„Die Universität Bielefeld verliert mit Hans-Ulrich Wehler eine ihrer größten Persönlichkeiten“, zeigte sich Rektor Gerhard Sagerer tief betroffen. „Wir haben einen außerordentlichen Wissenschaftler verloren, der mit seinen bahnbrechenden und wirkungsreichen Publikationen Generationen von Historikern geprägt hat.“
Wehler hatte mit seinen sozialwissenschaftlich und theoretisch fundierten Forschungsansatz die Geschichtswissenschaft der Bundesrepublik Deutschland entscheidend beeinflusst und war maßgeblich am Aufbau der Fakultät für Geschichtswissenschaft der Universität Bielefeld beteiligt. Mit den weltweiten positiven Renommees seiner Standartwerke zur Sozial- und Gesellschaftsgeschichte trug Wehler entscheidend zum internationalen Ruf der Universität Bielefeld bei, deren Ehrensenator er seit 2004 war. „Hans-Ulrich Wehler hat damit neue Standards in die Disziplin eingeführt. Mit ihm verlieren wir nicht nur einen beeindruckenden Wissenschaftler, sondern auch einen Kollegen, der am Leben der Abteilung bis Freitag vergangener Woche regen Anteil genommen hat“, betont Angelika Epple, die Dekanin der Fakultät.

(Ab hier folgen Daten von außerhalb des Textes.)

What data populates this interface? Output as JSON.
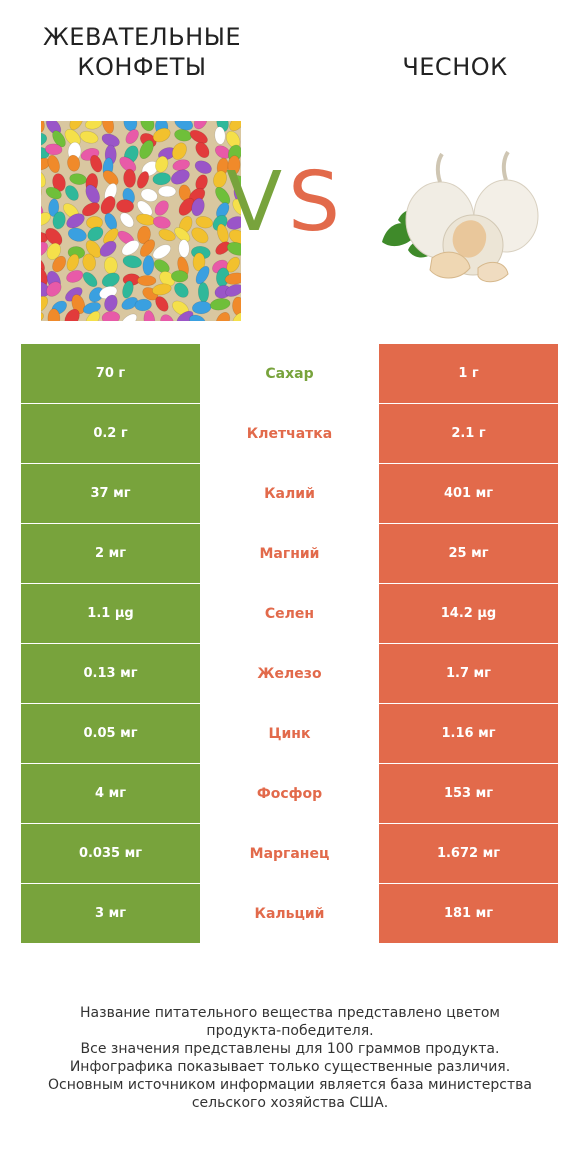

Große Aufmerksamkeit weit über die Grenzen der Wissenschaft hinaus erregte Hans-Ulrich Wehler mit seiner von 1987 bis 2008 erschienenen fünfbändige “Deutsche Gesellschaftsgeschichte”, die die Zeit von 1700 bis 1990 abdeckt. Seine Rolle als Historiker verstand Wehler – auch aufgrund seiner eigenen Erfahrungen in der NS-Zeit – als die eines kritischen Kommentators der gesellschaftlichen Verhältnisse. Erst 2013 setzte er sich in seinem Werk „Die neue Umverteilung“ mit der immer stärker werdenden sozialen Ungleichheit in Deutschland auseinander.
Für seine Leistungen erhielt Wehler zahlreiche Ehrungen und Auszeichnungen. Unter anderem erhielt er als einer von wenigen Geisteswissenschaftlern im Jahre 2004 die Helmholtz-Medaille, die höchste wissenschaftliche Auszeichnung der Berlin-Brandenburgischen Akademie der Wissenschaften, und 2006 wurde er zum Ehrenmitglied der American Academy of Arts & Sciences ernannt.